Ähnlich wie E-Commerce, der Unternehmen erlaubt, Geschäfte
untereinander effektiver abzuwickeln, oder der Kunden näher an
den Anbieter heranbringt, zielt E-Government darauf, die
Beziehung zwischen Staat und Bürger, zwischen Staat und
Unternehmen und innerhalb staatlicher Verwaltungen zu verbessern
und zu beschleunigen.
Das Leistungsspektrum von guten E-Government-Angeboten
umfasst elektronische Steuererklärungen ebenso wie
Anwohnerparkausweise, Passverlängerung, Anmeldung des Wohnsitzes
oder des Autos, Geburtsurkunden oder polizeiliche
Führungszeugnisse. Um all das zu verwirklichen, müssen wir jedoch
auf den Gebieten Datenschutz, Sicherheit im Internet und digitale
Signatur Fortschritte machen - denn wer schickt schon gerne
sensible Daten ungeschützt durchs Netz?
E-Government wird sich nicht im digitalen Angebot von
Verwaltungsdienstleistungen erschöpfen. In Zukunft muss es auch
Angebote wie Registrierung zur Wahl, die elektronische Wahl
selbst und Meinungsumfragen umfassen. Auch
Kommunikationsplattformen mit den Parteien und Mandatsträgern
gehören zu den wichtigen demokratischen
Teilnahmemöglichkeiten.
Gutes E-Government ist ein Stück Wettbewerbsfähigkeit.

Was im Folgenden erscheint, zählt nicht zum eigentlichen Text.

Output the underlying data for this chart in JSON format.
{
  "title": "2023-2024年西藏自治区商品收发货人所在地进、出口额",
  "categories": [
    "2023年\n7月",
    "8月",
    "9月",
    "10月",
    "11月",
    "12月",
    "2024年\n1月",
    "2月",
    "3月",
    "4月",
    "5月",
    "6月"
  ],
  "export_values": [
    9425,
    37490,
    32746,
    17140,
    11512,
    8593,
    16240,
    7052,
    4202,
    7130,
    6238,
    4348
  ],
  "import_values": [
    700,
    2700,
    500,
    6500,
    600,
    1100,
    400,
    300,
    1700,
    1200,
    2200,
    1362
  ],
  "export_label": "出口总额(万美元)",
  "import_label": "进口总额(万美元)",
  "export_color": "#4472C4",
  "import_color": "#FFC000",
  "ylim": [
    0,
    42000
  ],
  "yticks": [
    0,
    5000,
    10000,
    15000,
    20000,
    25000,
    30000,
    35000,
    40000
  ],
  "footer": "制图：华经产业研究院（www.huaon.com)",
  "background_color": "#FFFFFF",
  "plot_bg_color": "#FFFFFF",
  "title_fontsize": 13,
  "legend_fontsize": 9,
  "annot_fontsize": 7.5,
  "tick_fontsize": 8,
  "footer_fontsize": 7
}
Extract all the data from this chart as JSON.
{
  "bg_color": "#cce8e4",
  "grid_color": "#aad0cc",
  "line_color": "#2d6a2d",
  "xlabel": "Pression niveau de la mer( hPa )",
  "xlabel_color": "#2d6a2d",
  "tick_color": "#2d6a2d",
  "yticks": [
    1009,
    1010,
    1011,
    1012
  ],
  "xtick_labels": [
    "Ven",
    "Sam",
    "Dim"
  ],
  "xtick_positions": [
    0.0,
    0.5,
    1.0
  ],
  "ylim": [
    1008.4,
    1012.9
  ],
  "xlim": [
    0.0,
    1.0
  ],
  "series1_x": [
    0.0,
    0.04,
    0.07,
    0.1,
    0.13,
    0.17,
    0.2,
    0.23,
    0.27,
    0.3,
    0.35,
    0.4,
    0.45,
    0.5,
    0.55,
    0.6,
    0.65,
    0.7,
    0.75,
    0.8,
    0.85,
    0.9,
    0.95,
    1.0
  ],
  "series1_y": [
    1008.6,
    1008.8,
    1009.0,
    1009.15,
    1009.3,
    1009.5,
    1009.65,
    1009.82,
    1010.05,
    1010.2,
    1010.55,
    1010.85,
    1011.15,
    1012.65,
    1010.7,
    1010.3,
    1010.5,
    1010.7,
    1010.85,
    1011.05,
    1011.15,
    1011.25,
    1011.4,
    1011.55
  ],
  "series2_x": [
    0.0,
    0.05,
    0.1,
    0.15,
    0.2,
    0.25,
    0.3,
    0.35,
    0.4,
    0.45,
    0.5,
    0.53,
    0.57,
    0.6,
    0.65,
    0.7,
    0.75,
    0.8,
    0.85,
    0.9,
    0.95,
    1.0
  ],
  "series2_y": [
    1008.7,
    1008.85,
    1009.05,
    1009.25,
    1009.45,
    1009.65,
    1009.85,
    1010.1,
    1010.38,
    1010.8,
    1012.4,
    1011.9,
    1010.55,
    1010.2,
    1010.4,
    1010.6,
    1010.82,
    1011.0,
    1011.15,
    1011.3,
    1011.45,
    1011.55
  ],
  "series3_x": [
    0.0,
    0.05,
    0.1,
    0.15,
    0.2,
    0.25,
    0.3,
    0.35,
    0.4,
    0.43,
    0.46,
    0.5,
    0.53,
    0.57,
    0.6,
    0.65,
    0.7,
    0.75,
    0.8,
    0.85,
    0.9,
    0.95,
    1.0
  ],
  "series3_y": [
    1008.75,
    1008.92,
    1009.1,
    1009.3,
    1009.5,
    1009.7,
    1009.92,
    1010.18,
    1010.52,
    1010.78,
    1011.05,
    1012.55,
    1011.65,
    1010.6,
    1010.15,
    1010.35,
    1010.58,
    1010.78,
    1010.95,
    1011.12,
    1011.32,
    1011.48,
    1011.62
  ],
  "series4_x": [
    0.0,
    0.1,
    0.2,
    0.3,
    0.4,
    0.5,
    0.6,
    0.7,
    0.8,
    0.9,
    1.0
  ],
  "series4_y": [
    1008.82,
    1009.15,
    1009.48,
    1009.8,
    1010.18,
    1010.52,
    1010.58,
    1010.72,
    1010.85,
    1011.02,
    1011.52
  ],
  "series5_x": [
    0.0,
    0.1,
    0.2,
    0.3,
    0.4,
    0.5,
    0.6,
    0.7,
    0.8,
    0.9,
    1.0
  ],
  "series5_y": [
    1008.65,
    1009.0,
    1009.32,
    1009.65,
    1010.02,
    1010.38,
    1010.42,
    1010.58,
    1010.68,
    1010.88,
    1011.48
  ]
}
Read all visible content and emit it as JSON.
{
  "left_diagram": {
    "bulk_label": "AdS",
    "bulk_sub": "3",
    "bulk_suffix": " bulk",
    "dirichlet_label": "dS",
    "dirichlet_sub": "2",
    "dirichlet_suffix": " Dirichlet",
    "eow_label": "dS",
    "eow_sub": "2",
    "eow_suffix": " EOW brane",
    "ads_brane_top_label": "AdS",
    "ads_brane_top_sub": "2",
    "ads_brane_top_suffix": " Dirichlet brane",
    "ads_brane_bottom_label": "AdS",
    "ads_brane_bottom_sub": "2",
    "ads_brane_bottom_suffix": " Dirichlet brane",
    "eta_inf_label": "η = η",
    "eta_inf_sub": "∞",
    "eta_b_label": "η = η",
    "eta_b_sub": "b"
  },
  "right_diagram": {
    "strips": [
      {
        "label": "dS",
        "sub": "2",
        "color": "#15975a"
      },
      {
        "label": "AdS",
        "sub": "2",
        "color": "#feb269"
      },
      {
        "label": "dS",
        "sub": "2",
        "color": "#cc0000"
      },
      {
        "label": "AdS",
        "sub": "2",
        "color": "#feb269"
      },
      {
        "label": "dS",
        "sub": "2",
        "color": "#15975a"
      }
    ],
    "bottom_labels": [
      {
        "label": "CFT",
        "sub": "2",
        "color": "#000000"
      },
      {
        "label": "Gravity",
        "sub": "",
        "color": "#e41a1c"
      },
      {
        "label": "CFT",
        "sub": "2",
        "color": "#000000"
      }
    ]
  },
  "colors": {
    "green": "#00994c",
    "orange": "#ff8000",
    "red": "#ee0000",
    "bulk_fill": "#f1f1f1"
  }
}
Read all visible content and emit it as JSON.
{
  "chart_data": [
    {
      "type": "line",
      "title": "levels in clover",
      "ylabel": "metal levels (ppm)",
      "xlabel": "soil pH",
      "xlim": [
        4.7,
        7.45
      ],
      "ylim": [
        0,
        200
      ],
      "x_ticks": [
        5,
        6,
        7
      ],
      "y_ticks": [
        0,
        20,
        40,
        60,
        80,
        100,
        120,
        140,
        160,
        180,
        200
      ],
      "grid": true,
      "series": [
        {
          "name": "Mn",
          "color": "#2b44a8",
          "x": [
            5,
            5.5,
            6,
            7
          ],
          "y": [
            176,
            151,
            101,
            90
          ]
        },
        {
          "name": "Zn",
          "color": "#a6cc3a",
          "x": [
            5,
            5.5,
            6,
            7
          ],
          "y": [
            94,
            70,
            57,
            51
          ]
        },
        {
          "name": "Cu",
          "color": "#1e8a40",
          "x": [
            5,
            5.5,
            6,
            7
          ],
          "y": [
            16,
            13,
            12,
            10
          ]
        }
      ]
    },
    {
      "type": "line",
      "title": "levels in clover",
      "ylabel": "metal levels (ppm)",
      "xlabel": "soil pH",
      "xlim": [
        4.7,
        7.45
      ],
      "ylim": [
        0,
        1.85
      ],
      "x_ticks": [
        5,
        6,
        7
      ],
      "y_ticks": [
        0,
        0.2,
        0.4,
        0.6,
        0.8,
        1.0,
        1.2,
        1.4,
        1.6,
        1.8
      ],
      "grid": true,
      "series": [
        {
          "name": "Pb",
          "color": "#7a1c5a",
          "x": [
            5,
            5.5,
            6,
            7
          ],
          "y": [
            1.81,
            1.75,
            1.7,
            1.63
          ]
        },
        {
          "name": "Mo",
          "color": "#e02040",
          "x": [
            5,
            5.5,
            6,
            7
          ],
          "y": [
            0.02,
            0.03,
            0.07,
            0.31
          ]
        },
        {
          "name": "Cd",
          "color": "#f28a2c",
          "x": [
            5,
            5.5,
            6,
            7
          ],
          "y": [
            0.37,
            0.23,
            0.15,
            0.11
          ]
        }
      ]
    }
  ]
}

Eine gute Vernetzung des Staates
ist heute von besonderer Bedeutung, denn Regierungen und Staaten
müssen Strategien entwickeln, um junge Wissensarbeiter, die vor
allem über und in den Netzwerken arbeiten, in ihr Land zu holen.
Natürlich schauen solche Menschen nicht nur auf die
traditionellen Indikatoren wirtschaftlich erfolgreicher Staaten
wie gute Schulen, gute Verkehrsinfrastruktur, gutes Sozialsystem,
niedrige Kriminalitätsraten. Sie werfen auch einen kritischen
Blick auf die "State-of-the-art-Infrastruktur" und sind nicht
begeistert davon, wenn die Regierung nicht an der vordersten
technologischen Front arbeitet.
Regierungen müssen heute lernen, über Grenzen
hinwegzudenken. Sie müssen auch lernen, die richtigen Fragen zu
stellen. Es darf nicht mehr heißen: "Wie hole ich einige
Großkonzerne in mein Land, damit sie dort Produktionsstätten
hinstellen und Arbeitsplätze bringen?", sondern es muss heißen:
"Wie baue ich ein Bildungssystem auf, das jeden einzelnen Bürger
für die Wissensgesellschaft optimal vorbereitet, und wie gestalte
ich das gesellschaftliche Umfeld, damit die besten Köpfe in
meinem Land leben wollen? Wie verursache ich einen Sog, der die
besten Partner - Mitarbeiter und Unternehmen - in das Land holt?"
Die Initiative D21 stellt das E-Government in Deutschland
auf den Prüfstand: Auf dem Kongress der Initiative im Juni dieses
Jahres wird ein Rating der Kommunen durchgeführt, die im Internet
vertreten sind. Bewertet werden verschiedene Aspekte wie
Dienstleistungen und Bürgerbeteiligung und Kriterien, die auch
berücksichtigen, dass kleinere und finanzschwache Kommunen oft
große Anstrengungen unternehmen, sich zu vernetzen. Ein
besonderer Schwerpunkt soll bei der Untersuchung auf den
Bereichen "Partizipation" und "Bürger-Service" liegen.
Dieses Rating ist ein wichtiger Schritt, um die Bedeutung
von E-Government zu verdeutlichen. Doch es ist nur ein erster
Schritt, dem eine Weiterentwicklung zu umfassenden Anwendungen
folgen muss - auch, damit Deutschland als Wirtschaftsstandort
attraktiv und wettbewerbsfähig bleibt.
Susanne Eyrich ist Senior Manager Social Responsibility & Citizenship bei der Infineon Technologies AG.